Le 2 avril 2026, Google a fait passer Gemma 4 sous licence Apache 2.0. C'est ce changement, plus que le classement obtenu sur les benchmarks, qui rend le modèle intéressant pour une entreprise. Les trois générations précédentes tournaient sous les Gemma Terms of Use, une licence maison avec sa propre liste d'usages interdits que chaque service juridique devait relire avant validation. Avec Apache 2.0, cette relecture disparaît.
La famille Gemma 4 va du modèle taillé pour un smartphone jusqu'au modèle dense pensé pour un poste de travail avec GPU dédié. Cet article couvre ce qui a vraiment changé dans cette version, le matériel nécessaire selon la taille choisie, la procédure d'installation avec Ollama, et les pièges qu'on a observés en déployant des LLM locaux sur des projets clients Noxcod.

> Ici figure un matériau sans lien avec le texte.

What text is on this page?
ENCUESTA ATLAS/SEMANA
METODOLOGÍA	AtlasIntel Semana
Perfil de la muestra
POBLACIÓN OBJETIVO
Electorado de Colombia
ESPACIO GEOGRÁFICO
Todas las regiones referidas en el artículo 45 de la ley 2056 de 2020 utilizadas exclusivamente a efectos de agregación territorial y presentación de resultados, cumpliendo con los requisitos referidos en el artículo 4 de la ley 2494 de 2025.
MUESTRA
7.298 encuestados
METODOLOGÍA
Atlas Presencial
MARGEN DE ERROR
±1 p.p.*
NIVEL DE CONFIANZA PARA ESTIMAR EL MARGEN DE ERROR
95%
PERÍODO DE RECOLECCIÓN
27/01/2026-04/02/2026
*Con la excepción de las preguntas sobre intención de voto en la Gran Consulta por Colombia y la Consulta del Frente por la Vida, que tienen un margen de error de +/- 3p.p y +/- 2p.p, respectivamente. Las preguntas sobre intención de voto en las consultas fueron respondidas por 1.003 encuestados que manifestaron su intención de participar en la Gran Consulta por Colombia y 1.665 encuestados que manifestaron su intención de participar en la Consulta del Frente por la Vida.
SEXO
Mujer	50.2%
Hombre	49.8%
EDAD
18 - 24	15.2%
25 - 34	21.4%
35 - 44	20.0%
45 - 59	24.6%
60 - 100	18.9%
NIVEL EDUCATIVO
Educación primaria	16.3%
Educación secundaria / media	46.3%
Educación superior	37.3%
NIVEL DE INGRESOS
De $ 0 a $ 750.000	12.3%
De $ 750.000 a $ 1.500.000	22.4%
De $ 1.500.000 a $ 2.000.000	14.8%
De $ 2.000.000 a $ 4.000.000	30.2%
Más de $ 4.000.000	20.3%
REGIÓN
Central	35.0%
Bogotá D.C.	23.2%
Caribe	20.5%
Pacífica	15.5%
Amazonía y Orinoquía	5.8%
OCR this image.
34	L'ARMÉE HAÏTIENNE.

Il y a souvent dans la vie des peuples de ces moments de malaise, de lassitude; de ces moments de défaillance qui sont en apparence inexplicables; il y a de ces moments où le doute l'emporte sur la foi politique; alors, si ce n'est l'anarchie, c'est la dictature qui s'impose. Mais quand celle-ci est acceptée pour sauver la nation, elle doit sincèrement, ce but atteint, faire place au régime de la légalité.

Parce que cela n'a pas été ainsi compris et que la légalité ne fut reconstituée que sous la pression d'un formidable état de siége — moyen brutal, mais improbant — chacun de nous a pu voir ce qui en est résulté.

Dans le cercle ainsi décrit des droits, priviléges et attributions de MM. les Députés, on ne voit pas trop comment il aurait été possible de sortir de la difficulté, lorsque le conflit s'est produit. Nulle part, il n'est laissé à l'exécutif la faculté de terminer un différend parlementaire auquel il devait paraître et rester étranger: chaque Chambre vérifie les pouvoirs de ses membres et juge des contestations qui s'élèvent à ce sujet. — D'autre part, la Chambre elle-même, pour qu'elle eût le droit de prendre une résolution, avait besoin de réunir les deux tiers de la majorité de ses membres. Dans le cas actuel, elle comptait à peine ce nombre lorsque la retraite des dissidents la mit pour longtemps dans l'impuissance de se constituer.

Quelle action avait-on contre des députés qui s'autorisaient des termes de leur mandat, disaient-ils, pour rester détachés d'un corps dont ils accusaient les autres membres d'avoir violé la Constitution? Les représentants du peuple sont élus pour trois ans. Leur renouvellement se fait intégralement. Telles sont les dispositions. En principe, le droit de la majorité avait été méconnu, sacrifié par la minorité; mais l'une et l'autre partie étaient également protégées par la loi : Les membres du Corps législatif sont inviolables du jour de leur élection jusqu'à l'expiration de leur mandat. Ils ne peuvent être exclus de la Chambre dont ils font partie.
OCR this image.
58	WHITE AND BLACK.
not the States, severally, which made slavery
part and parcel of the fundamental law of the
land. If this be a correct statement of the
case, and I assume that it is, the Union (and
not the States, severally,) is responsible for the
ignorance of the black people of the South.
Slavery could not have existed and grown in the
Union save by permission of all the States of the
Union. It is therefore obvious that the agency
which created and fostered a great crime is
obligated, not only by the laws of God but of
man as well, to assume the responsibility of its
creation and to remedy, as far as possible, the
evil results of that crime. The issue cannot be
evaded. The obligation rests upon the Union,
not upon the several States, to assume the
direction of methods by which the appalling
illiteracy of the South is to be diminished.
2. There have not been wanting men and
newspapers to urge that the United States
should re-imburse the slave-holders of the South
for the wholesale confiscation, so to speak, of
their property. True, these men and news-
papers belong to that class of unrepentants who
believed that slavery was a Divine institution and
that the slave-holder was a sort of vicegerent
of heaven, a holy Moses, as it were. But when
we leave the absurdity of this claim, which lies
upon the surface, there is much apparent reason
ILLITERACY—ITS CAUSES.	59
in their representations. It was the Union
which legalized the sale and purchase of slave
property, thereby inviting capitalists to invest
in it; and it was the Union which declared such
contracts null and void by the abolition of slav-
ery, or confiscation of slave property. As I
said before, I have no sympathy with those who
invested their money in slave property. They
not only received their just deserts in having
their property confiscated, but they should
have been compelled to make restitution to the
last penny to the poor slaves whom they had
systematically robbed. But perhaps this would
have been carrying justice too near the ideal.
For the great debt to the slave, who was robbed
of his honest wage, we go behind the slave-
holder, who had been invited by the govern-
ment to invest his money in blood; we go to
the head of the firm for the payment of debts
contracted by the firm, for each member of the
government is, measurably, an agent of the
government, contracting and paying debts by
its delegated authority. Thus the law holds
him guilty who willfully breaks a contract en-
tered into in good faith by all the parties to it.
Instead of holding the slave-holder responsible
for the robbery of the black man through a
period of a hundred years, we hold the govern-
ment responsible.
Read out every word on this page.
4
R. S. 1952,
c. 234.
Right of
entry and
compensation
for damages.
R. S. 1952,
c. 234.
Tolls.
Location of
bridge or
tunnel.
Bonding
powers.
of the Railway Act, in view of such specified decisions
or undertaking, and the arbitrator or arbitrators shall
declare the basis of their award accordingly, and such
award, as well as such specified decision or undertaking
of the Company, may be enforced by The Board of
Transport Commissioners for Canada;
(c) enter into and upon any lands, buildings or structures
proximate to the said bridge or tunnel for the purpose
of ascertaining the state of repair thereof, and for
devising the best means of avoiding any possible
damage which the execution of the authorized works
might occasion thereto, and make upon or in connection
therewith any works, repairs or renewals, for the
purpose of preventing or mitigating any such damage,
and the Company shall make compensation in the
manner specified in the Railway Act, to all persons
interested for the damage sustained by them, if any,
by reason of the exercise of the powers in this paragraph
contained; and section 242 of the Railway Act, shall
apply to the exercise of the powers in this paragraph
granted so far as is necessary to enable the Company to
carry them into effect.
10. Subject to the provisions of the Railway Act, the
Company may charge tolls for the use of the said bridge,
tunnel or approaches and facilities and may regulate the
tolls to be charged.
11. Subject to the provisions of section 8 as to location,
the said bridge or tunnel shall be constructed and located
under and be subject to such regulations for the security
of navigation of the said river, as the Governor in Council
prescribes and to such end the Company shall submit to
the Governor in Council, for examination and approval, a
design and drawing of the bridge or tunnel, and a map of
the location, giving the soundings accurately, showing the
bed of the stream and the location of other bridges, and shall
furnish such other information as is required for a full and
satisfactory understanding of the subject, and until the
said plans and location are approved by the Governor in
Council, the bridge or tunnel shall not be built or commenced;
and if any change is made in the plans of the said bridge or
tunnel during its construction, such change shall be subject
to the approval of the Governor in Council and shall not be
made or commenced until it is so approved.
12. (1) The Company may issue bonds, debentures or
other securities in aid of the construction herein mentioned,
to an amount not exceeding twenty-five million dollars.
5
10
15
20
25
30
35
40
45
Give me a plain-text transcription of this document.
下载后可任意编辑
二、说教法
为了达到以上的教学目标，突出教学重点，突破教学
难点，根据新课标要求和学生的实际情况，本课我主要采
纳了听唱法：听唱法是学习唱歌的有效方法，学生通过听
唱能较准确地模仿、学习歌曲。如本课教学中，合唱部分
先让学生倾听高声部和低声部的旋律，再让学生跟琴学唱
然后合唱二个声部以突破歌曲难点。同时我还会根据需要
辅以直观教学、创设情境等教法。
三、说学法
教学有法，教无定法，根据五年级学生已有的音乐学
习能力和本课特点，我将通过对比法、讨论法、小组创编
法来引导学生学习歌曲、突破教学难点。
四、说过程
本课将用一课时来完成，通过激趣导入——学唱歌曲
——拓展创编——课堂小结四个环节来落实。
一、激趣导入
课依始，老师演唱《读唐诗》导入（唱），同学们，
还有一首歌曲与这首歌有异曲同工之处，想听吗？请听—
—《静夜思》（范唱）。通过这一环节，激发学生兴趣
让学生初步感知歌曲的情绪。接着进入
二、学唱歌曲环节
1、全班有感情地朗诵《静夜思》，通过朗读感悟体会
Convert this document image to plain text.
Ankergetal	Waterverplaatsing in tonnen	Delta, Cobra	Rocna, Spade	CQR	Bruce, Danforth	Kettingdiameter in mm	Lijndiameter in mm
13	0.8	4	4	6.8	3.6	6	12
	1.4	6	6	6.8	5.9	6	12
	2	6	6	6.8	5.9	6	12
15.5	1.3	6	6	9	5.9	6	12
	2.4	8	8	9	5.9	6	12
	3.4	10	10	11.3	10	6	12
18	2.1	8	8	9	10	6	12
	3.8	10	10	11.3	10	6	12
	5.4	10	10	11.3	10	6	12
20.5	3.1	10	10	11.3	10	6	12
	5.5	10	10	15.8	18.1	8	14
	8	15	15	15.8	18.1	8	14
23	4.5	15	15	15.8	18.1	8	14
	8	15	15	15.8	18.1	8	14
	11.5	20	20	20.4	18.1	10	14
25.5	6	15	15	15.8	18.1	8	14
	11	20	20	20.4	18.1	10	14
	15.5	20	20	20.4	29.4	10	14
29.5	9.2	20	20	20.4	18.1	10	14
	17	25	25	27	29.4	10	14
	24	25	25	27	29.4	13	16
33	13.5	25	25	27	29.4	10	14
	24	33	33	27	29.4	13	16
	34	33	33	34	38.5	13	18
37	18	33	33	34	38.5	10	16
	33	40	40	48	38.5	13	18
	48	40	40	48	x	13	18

Cinq tailles, une licence qui a changé
Gemma n'est pas un modèle unique mais une famille qui s'élargit à chaque génération : Gemma 1 en février 2024, Gemma 2 en juin 2024, Gemma 3 en mars 2025, puis Gemma 4 le 2 avril 2026. Cette dernière version compte cinq architectures distinctes. E2B et E4B ciblent le mobile et l'embarqué, avec un fonctionnement possible entièrement hors ligne. Le modèle 12B, dit « unifié », vise le poste de travail. Le 26B fonctionne en mélange d'experts, avec seulement 3,8 milliards de paramètres actifs par requête pour limiter la latence. Le 31B, dense, cible la qualité maximale et le fine-tuning.
Sur le contexte, Google annonce désormais 256 000 tokens pour les modèles 12B, 26B et 31B, et 128 000 pour E2B et E4B, avec un support natif de plus de 140 langues. Toute la famille traite la vision, et l'audio natif s'ajoute sur E2B, E4B et 12B. Gemma se distingue de Gemini sur un point précis : c'est un modèle à poids ouverts, construit sur les mêmes travaux de recherche que la famille propriétaire, livré en fichier téléchargeable et modifiable localement plutôt qu'en API fermée.
Sur la licence justement, le détail compte. Les Gemma Terms of Use qui couvraient les versions 1 à 3 imposaient une « Prohibited Use Policy » et encadraient explicitement la distillation vers d'autres modèles. Gemma 4 sort sous licence Apache 2.0 pure, sans clause de seuil d'usage ni interdiction propre à Google. Pour une entreprise qui audite ses dépendances open source, ça retire une ligne entière du dossier de conformité.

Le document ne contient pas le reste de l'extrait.